Rhode Island’s legislature agreed to an innovative - though decidedly wonky - reform that will protect the integrity of state elections and reassure voters that their votes will be counted as cast.
The Ocean State’s House of Representatives gave final approval to a bill that will phase in “risk-limiting” audits after each election. The audits with allow officials to compare the paper ballots filled out by voters with vote totals reported on Election Night. The reviews will ensure that the candidates who appear to have won are in fact those who received the most votes.
“Rhode Island was ahead of the curve when we started using paper ballots in 1998,” said John Marion, executive director of Common Cause Rhode Island. “With this legislation, we remain ahead of the curve by adopting the most advanced type of post-election audits available.”

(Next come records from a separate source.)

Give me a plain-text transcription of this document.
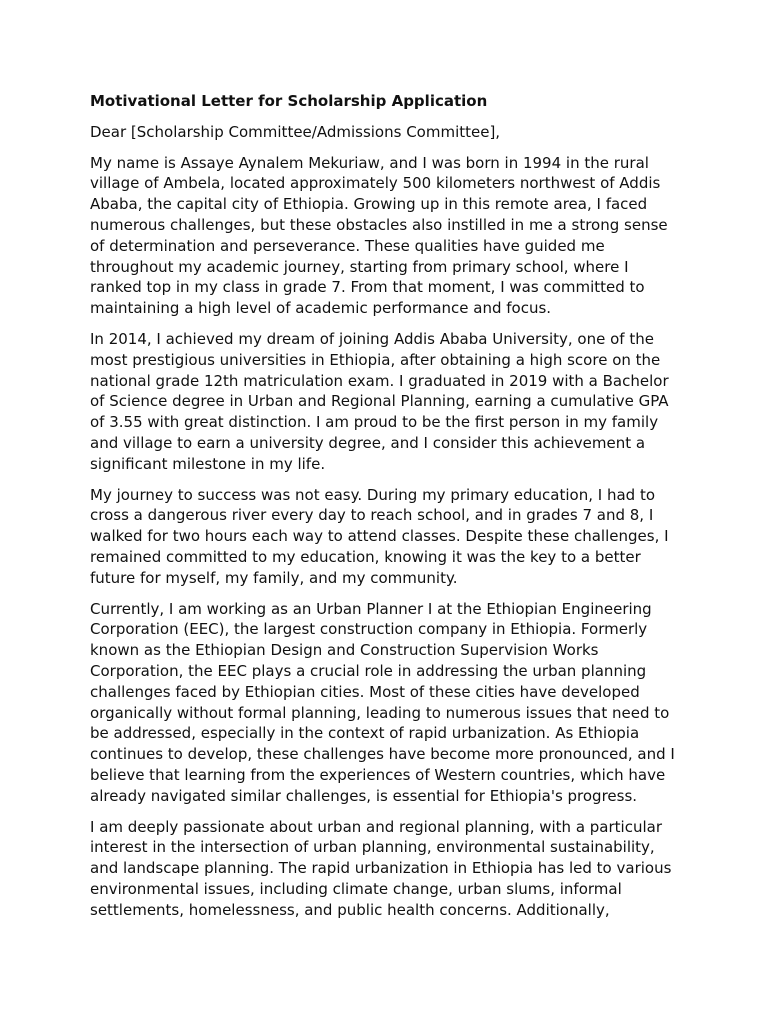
Motivational Letter for Scholarship Application
Dear [Scholarship Committee/Admissions Committee],
My name is Assaye Aynalem Mekuriaw, and I was born in 1994 in the rural
village of Ambela, located approximately 500 kilometers northwest of Addis
Ababa, the capital city of Ethiopia. Growing up in this remote area, I faced
numerous challenges, but these obstacles also instilled in me a strong sense
of determination and perseverance. These qualities have guided me
throughout my academic journey, starting from primary school, where I
ranked top in my class in grade 7. From that moment, I was committed to
maintaining a high level of academic performance and focus.
In 2014, I achieved my dream of joining Addis Ababa University, one of the
most prestigious universities in Ethiopia, after obtaining a high score on the
national grade 12th matriculation exam. I graduated in 2019 with a Bachelor
of Science degree in Urban and Regional Planning, earning a cumulative GPA
of 3.55 with great distinction. I am proud to be the first person in my family
and village to earn a university degree, and I consider this achievement a
significant milestone in my life.
My journey to success was not easy. During my primary education, I had to
cross a dangerous river every day to reach school, and in grades 7 and 8, I
walked for two hours each way to attend classes. Despite these challenges, I
remained committed to my education, knowing it was the key to a better
future for myself, my family, and my community.
Currently, I am working as an Urban Planner I at the Ethiopian Engineering
Corporation (EEC), the largest construction company in Ethiopia. Formerly
known as the Ethiopian Design and Construction Supervision Works
Corporation, the EEC plays a crucial role in addressing the urban planning
challenges faced by Ethiopian cities. Most of these cities have developed
organically without formal planning, leading to numerous issues that need to
be addressed, especially in the context of rapid urbanization. As Ethiopia
continues to develop, these challenges have become more pronounced, and I
believe that learning from the experiences of Western countries, which have
already navigated similar challenges, is essential for Ethiopia's progress.
I am deeply passionate about urban and regional planning, with a particular
interest in the intersection of urban planning, environmental sustainability,
and landscape planning. The rapid urbanization in Ethiopia has led to various
environmental issues, including climate change, urban slums, informal
settlements, homelessness, and public health concerns. Additionally,
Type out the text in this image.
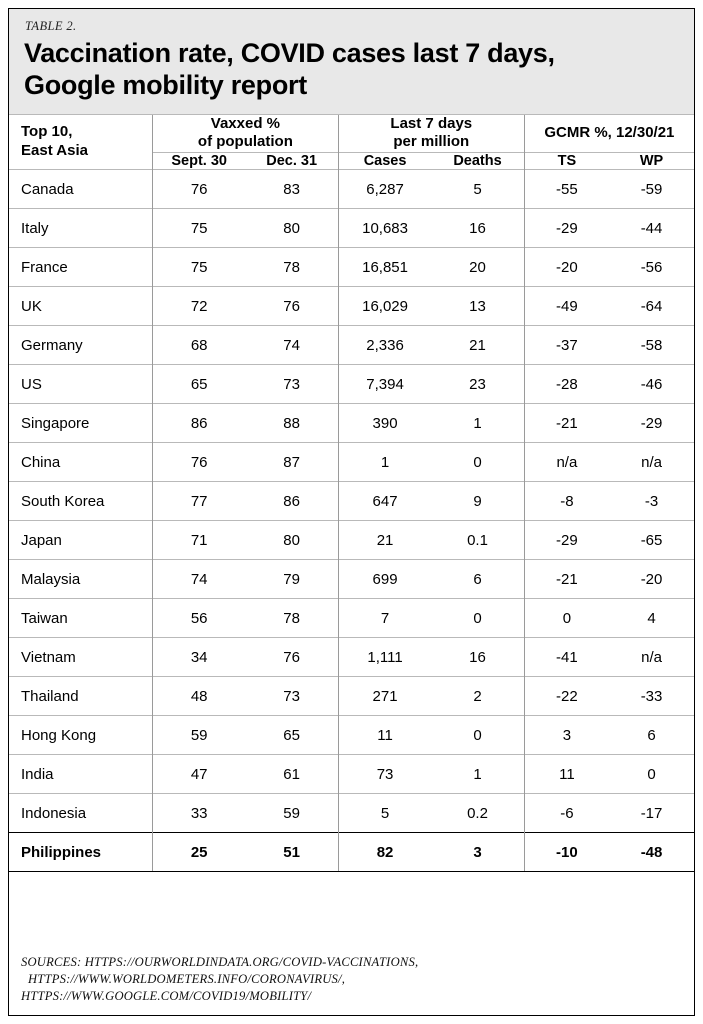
TABLE 2.
Vaccination rate, COVID cases last 7 days,
Google mobility report
Top 10,
East Asia

Vaxxed %
of population

Last 7 days
per million

GCMR %, 12/30/21

	Sept. 30	Dec. 31	Cases	Deaths	TS	WP
Canada	76	83	6,287	5	-55	-59
Italy	75	80	10,683	16	-29	-44
France	75	78	16,851	20	-20	-56
UK	72	76	16,029	13	-49	-64
Germany	68	74	2,336	21	-37	-58
US	65	73	7,394	23	-28	-46
Singapore	86	88	390	1	-21	-29
China	76	87	1	0	n/a	n/a
South Korea	77	86	647	9	-8	-3
Japan	71	80	21	0.1	-29	-65
Malaysia	74	79	699	6	-21	-20
Taiwan	56	78	7	0	0	4
Vietnam	34	76	1,111	16	-41	n/a
Thailand	48	73	271	2	-22	-33
Hong Kong	59	65	11	0	3	6
India	47	61	73	1	11	0
Indonesia	33	59	5	0.2	-6	-17
Philippines	25	51	82	3	-10	-48
SOURCES: HTTPS://OURWORLDINDATA.ORG/COVID-VACCINATIONS,
HTTPS://WWW.WORLDOMETERS.INFO/CORONAVIRUS/,
HTTPS://WWW.GOOGLE.COM/COVID19/MOBILITY/
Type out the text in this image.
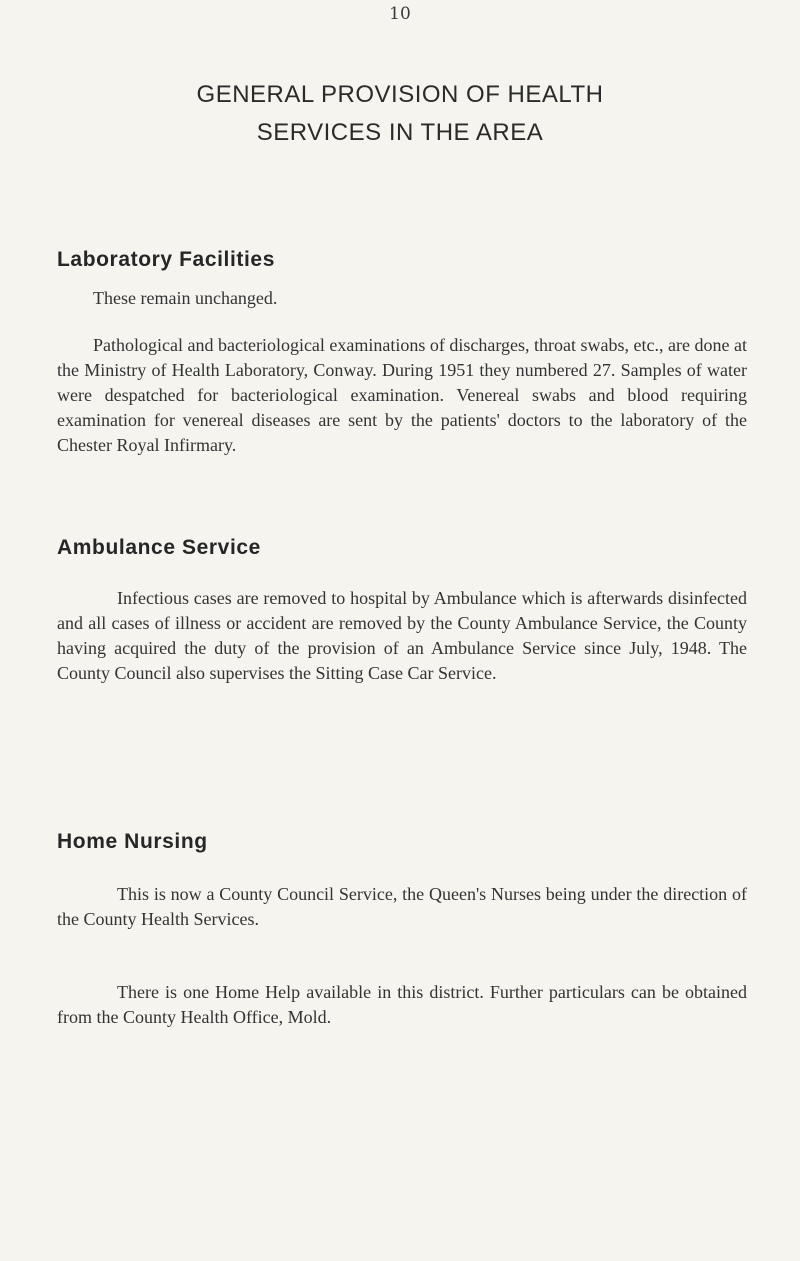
10
GENERAL PROVISION OF HEALTH
SERVICES IN THE AREA
Laboratory Facilities

These remain unchanged.

Pathological and bacteriological examinations of discharges, throat swabs, etc., are done at the Ministry of Health Laboratory, Conway. During 1951 they numbered 27. Samples of water were despatched for bacteriological examination. Venereal swabs and blood requiring examination for venereal diseases are sent by the patients' doctors to the laboratory of the Chester Royal Infirmary.

Ambulance Service

Infectious cases are removed to hospital by Ambulance which is afterwards disinfected and all cases of illness or accident are removed by the County Ambulance Service, the County having acquired the duty of the provision of an Ambulance Service since July, 1948. The County Council also supervises the Sitting Case Car Service.

Home Nursing

This is now a County Council Service, the Queen's Nurses being under the direction of the County Health Services.

There is one Home Help available in this district. Further particulars can be obtained from the County Health Office, Mold.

Gov. Gina Raimondo, D, has supported the new audits and is expected to sign the legislation promptly. While 31 other states have vote-auditing provisions in their election laws, Rhode Island will become only the second state to implement the risk-limiting audits; which are considered the gold standard for checking and confirming election results.
Rhode Island’s constructive action to counter the election threats posed by cyber-saboteurs like those Russia apparently unleashed last year contrasts with the Trump administration’s attempts to alarm the public with baseless claims that thousands of non-citizens voted in the presidential race.
Rather than offer aid to states to protect their voter registration databases and voting equipment against cyber intrusions, the administration has created a “voter fraud” commission rigged to bolster its campaign for voter identification restrictions, cuts in voting hours and locations and other steps to reduce voter turnout.
“Americans expect and deserve clean elections and in the wake of Russian attacks on our election infrastructure during the 2016 elections. It is vitally important that other states follow Rhode Island’s lead,” said Susannah Goodman, Common Cause's director of voting integrity. “The number of potential threats to our elections and their level of sophistication is increasing so it is even more important to perform risk-limiting audits to safeguard the integrity of our elections.”
The new audits in Rhode Island are expected to begin next year. State officials moved to implement them after uncovering administrative errors that resulted in incorrect machine counts in two communities during the November 2016 election. The scanners used for the counting were re-programmed.